- Map of Balochistan Districts with Dera Bugti District highlighted
- Country: Pakistan
- Province: Balochistan
- Division: Koh e Sulaiman
- Established: 26 Feb 2026
- Headquarters: Baiker

Government
- • Type: District Administration
- • Deputy Commissioner: N/A

Area
- • Total: 7,610 km^{2} (2,940 sq mi)

Population (2023 Census of Pakistan)
- • Total: 260,220
- • Density: 34.2/km^{2} (89/sq mi)

Literacy
- • Literacy rate: Total: (28.53%); Male: (32.65%); Female: (23.93%);
- Time zone: UTC+5 (PST)

= Dera Bugti Tehsil, Balochistan =

District in Balochistan, Pakistan

Upper Dera Bugti District (Balochi: ضلع اپر ڈیرہ بگٹی; Urdu: ضلع بالائی ڈیرہ بگٹی) is a newly created administrative district in the eastern region of the Balochistan province of Pakistan.

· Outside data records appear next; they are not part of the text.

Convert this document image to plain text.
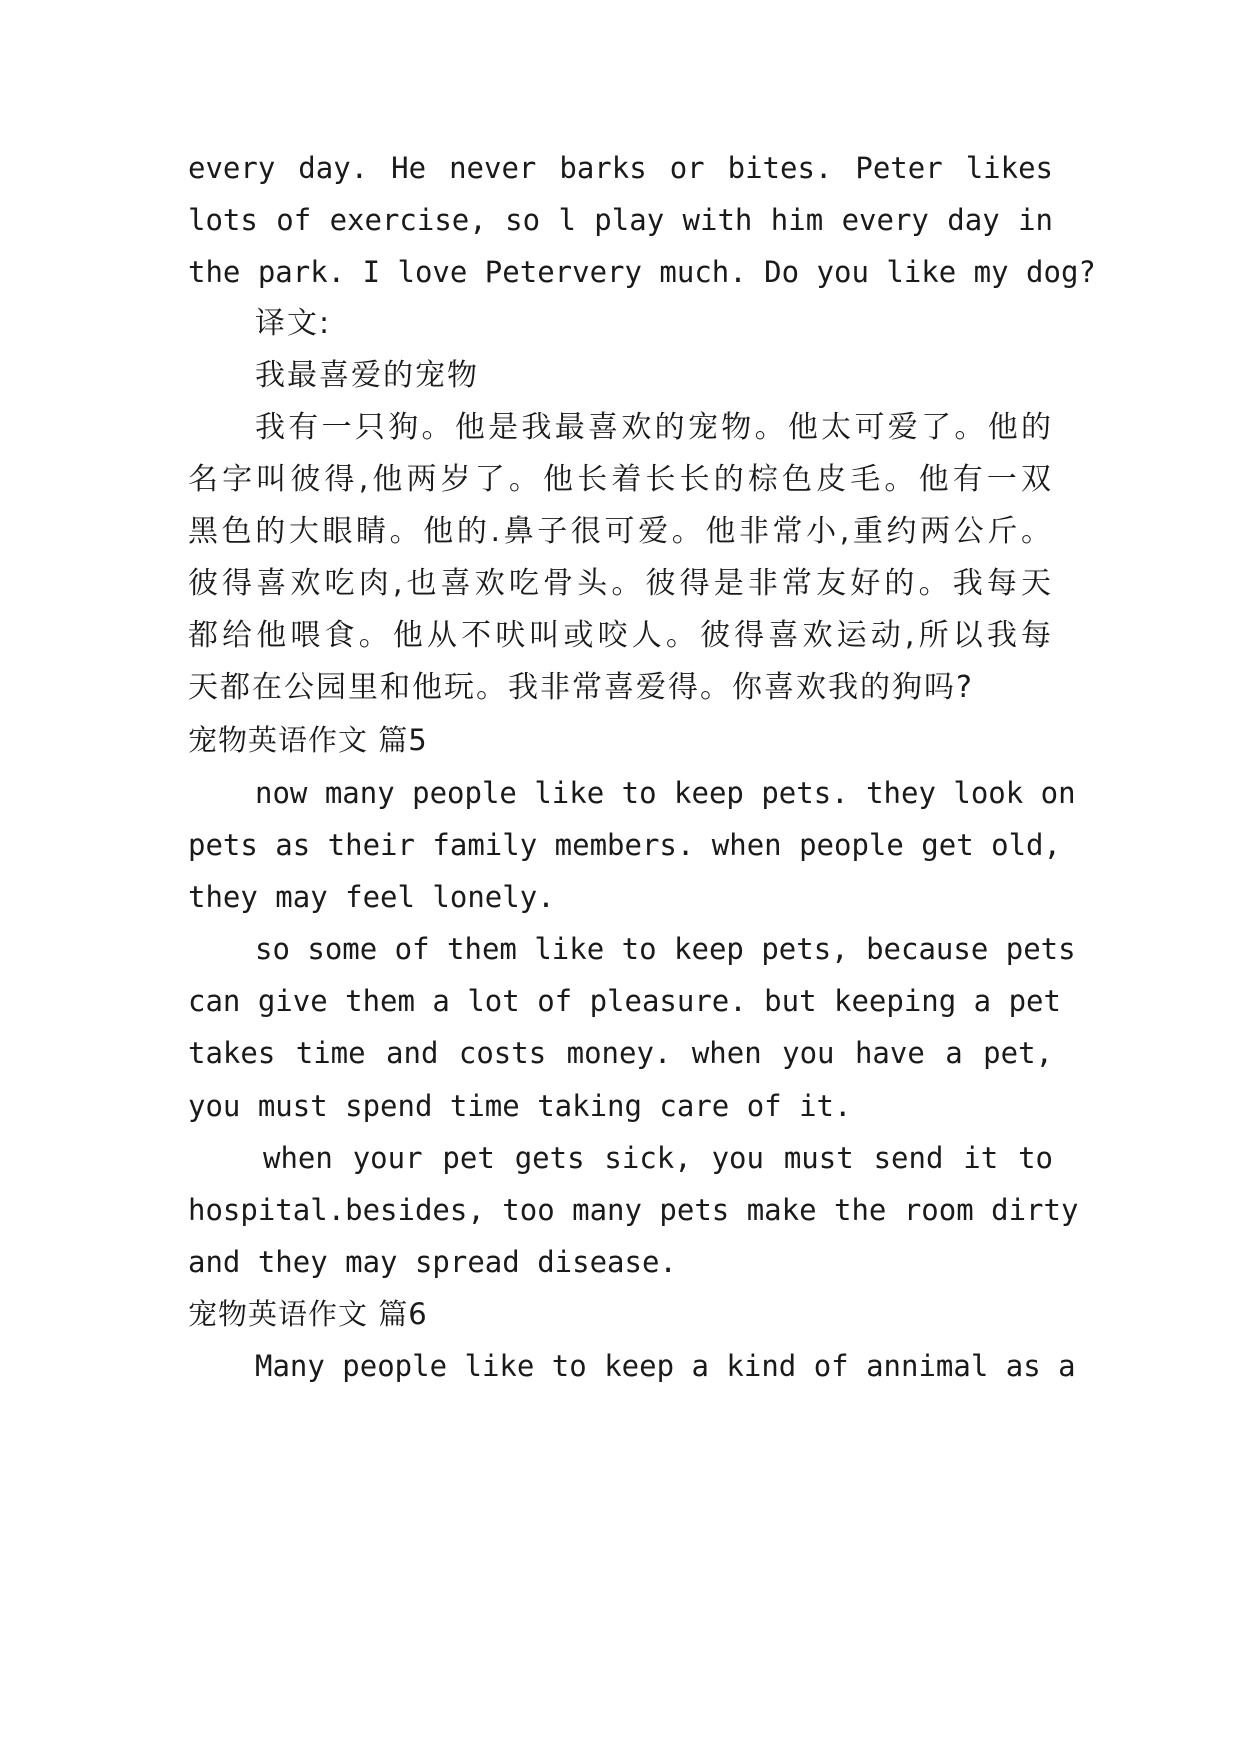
every day. He never barks or bites. Peter likes
lots of exercise, so l play with him every day in
the park. I love Petervery much. Do you like my dog?
译文:
我最喜爱的宠物
我有一只狗。他是我最喜欢的宠物。他太可爱了。他的
名字叫彼得,他两岁了。他长着长长的棕色皮毛。他有一双
黑色的大眼睛。他的.鼻子很可爱。他非常小,重约两公斤。
彼得喜欢吃肉,也喜欢吃骨头。彼得是非常友好的。我每天
都给他喂食。他从不吠叫或咬人。彼得喜欢运动,所以我每
天都在公园里和他玩。我非常喜爱得。你喜欢我的狗吗?
宠物英语作文 篇5
now many people like to keep pets. they look on
pets as their family members. when people get old,
they may feel lonely.
so some of them like to keep pets, because pets
can give them a lot of pleasure. but keeping a pet
takes time and costs money. when you have a pet,
you must spend time taking care of it.
when your pet gets sick, you must send it to
hospital.besides, too many pets make the room dirty
and they may spread disease.
宠物英语作文 篇6
Many people like to keep a kind of annimal as a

It was established on 26 February 2026 by the Government of Balochistan, which bifurcated the original Dera Bugti District into two separate units: Dera Bugti and Upper Dera Bugti.

== History and Formation ==
For decades, the region was managed as a single administrative unit known as Dera Bugti, which was originally a tribal area until it gained district status in 1983. In early 2026, the provincial government introduced significant administrative reforms aimed at improving service delivery and governance in the Sulaiman Range. As part of these reforms, Dera Bugti was divided, and the new Upper Dera Bugti District was incorporated into the newly formed Koh-e-Sulaiman Division.

== Geography and Administration ==
The district is situated in the hilly, northern part of the former Dera Bugti area, characterized by the rugged terrain of the Sulaiman Mountains. Unlike the lower plains of Sui, this northern section is known for milder summers due to its higher altitude.

- Headquarters: The administrative headquarters of the district is located at Bekhar (also spelled Baiker).
- Division: It is part of the Koh-e-Sulaiman Division, along with Barkhan and Kohlu districts.
- Tehsils: The district primarily comprises the northern sub-divisions of the former district, including the Qadirabad (Phelawagh), Chief Ali Muhammad, Nabi Dad and Sar Loop tehsils.

== Demographics and Economy ==
The district is predominantly inhabited by the Bugti tribe. The economy is largely based on livestock rearing and agriculture, though the broader region is world-renowned for its vast natural gas reserves, including the Pir Koh gas field located in the mountainous areas.